現在、詳細につきましてはパブコメの途中でありまして、8月の上旬位にはそれのことについてもう少し詳細に報告できるということになろうというふうに思っているところです。

(問)関空の運営権の関係ですが、一部報道では企業連合の代表が日本企業でなくてはならないと条件が示されていますが、それについての事実確認と改めて関空の運営権にコンセッションが導入されることへの期待というものを教えて下さい。
(答)実施方針では、運営権者となる企業連合の代表企業の要件を設けておりますが、日本企業に限定するものではありません。
具体的な要件については、この後、新関空会社へお尋ね頂きたいと思いますが、その点については日本企業に限定するものではないということです。
(問)改めて関空に運営コンセッションが導入されることについての期待することを教えて下さい。
(答)これは再興戦略の中でもコンセッション、PPP/PFIは、極めて重要な位置付けにあるというふうに思っています。
そういう点ではこのコンセッションが成功することということは、今後の日本の航空のみならず、こうしたコンセッション方式ということが非常に大事であるという具体的なスタートができると思いますし、案件としても非常に大きな案件だということです。
この関空ということにつきましては、先程も申し上げましたが、関空の国際拠点空港としての再生・強化ということや、あるいはこの関空・伊丹両空港の有効活用による航空輸送需要の拡大を通じた関西経済圏の活性化ということ、そして関空債務の早期かつ確実な返済の実現と、これらについて大きく前進をするということで、私は非常に期待をしているということでございます。
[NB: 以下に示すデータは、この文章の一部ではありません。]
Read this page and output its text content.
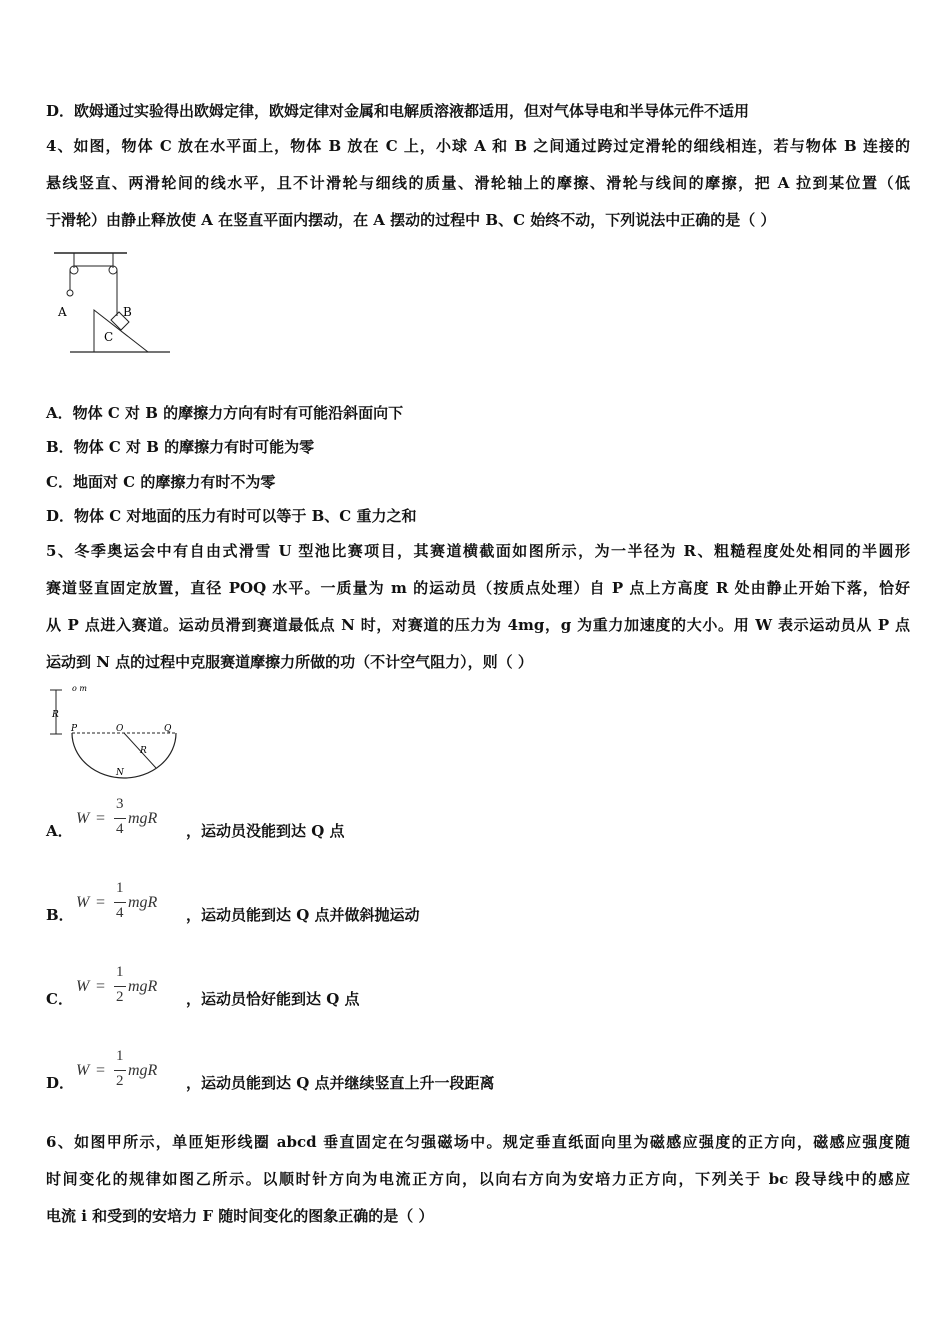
D．欧姆通过实验得出欧姆定律，欧姆定律对金属和电解质溶液都适用，但对气体导电和半导体元件不适用
4、如图，物体 C 放在水平面上，物体 B 放在 C 上，小球 A 和 B 之间通过跨过定滑轮的细线相连，若与物体 B 连接的
悬线竖直、两滑轮间的线水平，且不计滑轮与细线的质量、滑轮轴上的摩擦、滑轮与线间的摩擦，把 A 拉到某位置（低
于滑轮）由静止释放使 A 在竖直平面内摆动，在 A 摆动的过程中 B、C 始终不动，下列说法中正确的是（ ）
A	B
C
A．物体 C 对 B 的摩擦力方向有时有可能沿斜面向下
B．物体 C 对 B 的摩擦力有时可能为零
C．地面对 C 的摩擦力有时不为零
D．物体 C 对地面的压力有时可以等于 B、C 重力之和
5、冬季奥运会中有自由式滑雪 U 型池比赛项目，其赛道横截面如图所示，为一半径为 R、粗糙程度处处相同的半圆形
赛道竖直固定放置，直径 POQ 水平。一质量为 m 的运动员（按质点处理）自 P 点上方高度 R 处由静止开始下落，恰好
从 P 点进入赛道。运动员滑到赛道最低点 N 时，对赛道的压力为 4mg，g 为重力加速度的大小。用 W 表示运动员从 P 点
运动到 N 点的过程中克服赛道摩擦力所做的功（不计空气阻力），则（ ）
o m
R
P	O	Q
R
N
A．
W =
3
4
mgR
，运动员没能到达 Q 点
B．
W =
1
4
mgR
，运动员能到达 Q 点并做斜抛运动
C．
W =
1
2
mgR
，运动员恰好能到达 Q 点
D．
W =
1
2
mgR
，运动员能到达 Q 点并继续竖直上升一段距离
6、如图甲所示，单匝矩形线圈 abcd 垂直固定在匀强磁场中。规定垂直纸面向里为磁感应强度的正方向，磁感应强度随
时间变化的规律如图乙所示。以顺时针方向为电流正方向，以向右方向为安培力正方向，下列关于 bc 段导线中的感应
电流 i 和受到的安培力 F 随时间变化的图象正确的是（ ）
(問)同じく関空のコンセッションの件ですが、冒頭では均等割ではということでしたが、この他の支払い方法、例えば前払いとかそういったもう少し詳細が分かればというのが一つと、あとは45年となるとかなり高額になると思いますが、これまで企業などとも色々対話をされていると思いますが、応募してくる企業は多数出るのか、その辺りの手応えみたいなものがあればお願いします。
(答)その辺の45年均等ということで、単純に割りますと490億円ということになるということでありまして、どういう形でこれから内容が詰められていくかということについては、この辺はまだこれからのことだと思います。
頭金ということがたくさん出る、出ないとか色んな形はあろうと思います。
それは正にこれからということになりますし、それから今後の見込みはデリケートな問題でありますから、私の方から具体的には申し上げる状況にありませんが、この実施方針の策定に当たりましては、新関空会社が投資家に対しまして、事前のヒアリングを行っておりまして、実施方針に定める条件で一定の応募があるものと期待をしているというのが私の率直な感想です。
(問)最低提案価格ですが、先程、45年で均等割をすると490億円という数字でしたが、そうすると大体、最低提案価格は2.2兆円という理解でよろしいのでしょうか。
もう一つ、応募企業の資格について、例えば外資規制というのはどのように取り扱うのか教えて頂ければと思います。
(答)まず最初のお話は、45年均等払いの場合は年間490億円ということは、かけ算するとそういうことに一応なるというのが全体で、これから利払いなど色んなことの動きもありますが、現状でいいますとそういうことになると思います。
それで外資ということについては、ここは私が先程申し上げましたように、今日の段階では日本企業に限定するものでは無いということを申し上げているところでありますが、これから運営権者の具体的な選定に関しまして、安全保障上の観点から不適格な事業者の排除は制度的に可能であるということだと思いますし、対外直接投資の拡大は日本再興戦略に盛り込まれていて、成長戦略の重要な施策であるということから、一律に外資であることのみをもって運営権者から排除することは適切では無いと考えています。
その意味では、安全保障を始めとする観点から排除ということについては、制度的には可能ということでございます。
(問)均等払いになった場合ですが、債務返済の形式があまり今の返済と変わらなくて、例えば頭金をもらう形式だと債務を支払ってしまって利払いを圧縮することが出来ると思いますが、均等払いだと今の返済方式とあまり変わらないかもしれないという思いを持ったのですが、その辺で早期かつ確実な返済という観点から、均等払いの場合の利点ということについて、どのようにお考えでしょうか。
(答)ここはそんなに利点がどうだということではなくて、運営権の対価ということで45年均等割なら490億円ということですが、関空債務のコンセッション期間内での償還を見込むことが出来る条件の提案のみを受け付けることとしていて、関空債務の完済が見込めることになるということ以上のことは現在ありません。
そういう点では単純に割ると490億円ということになるということで、これから色んな形が出ると思います。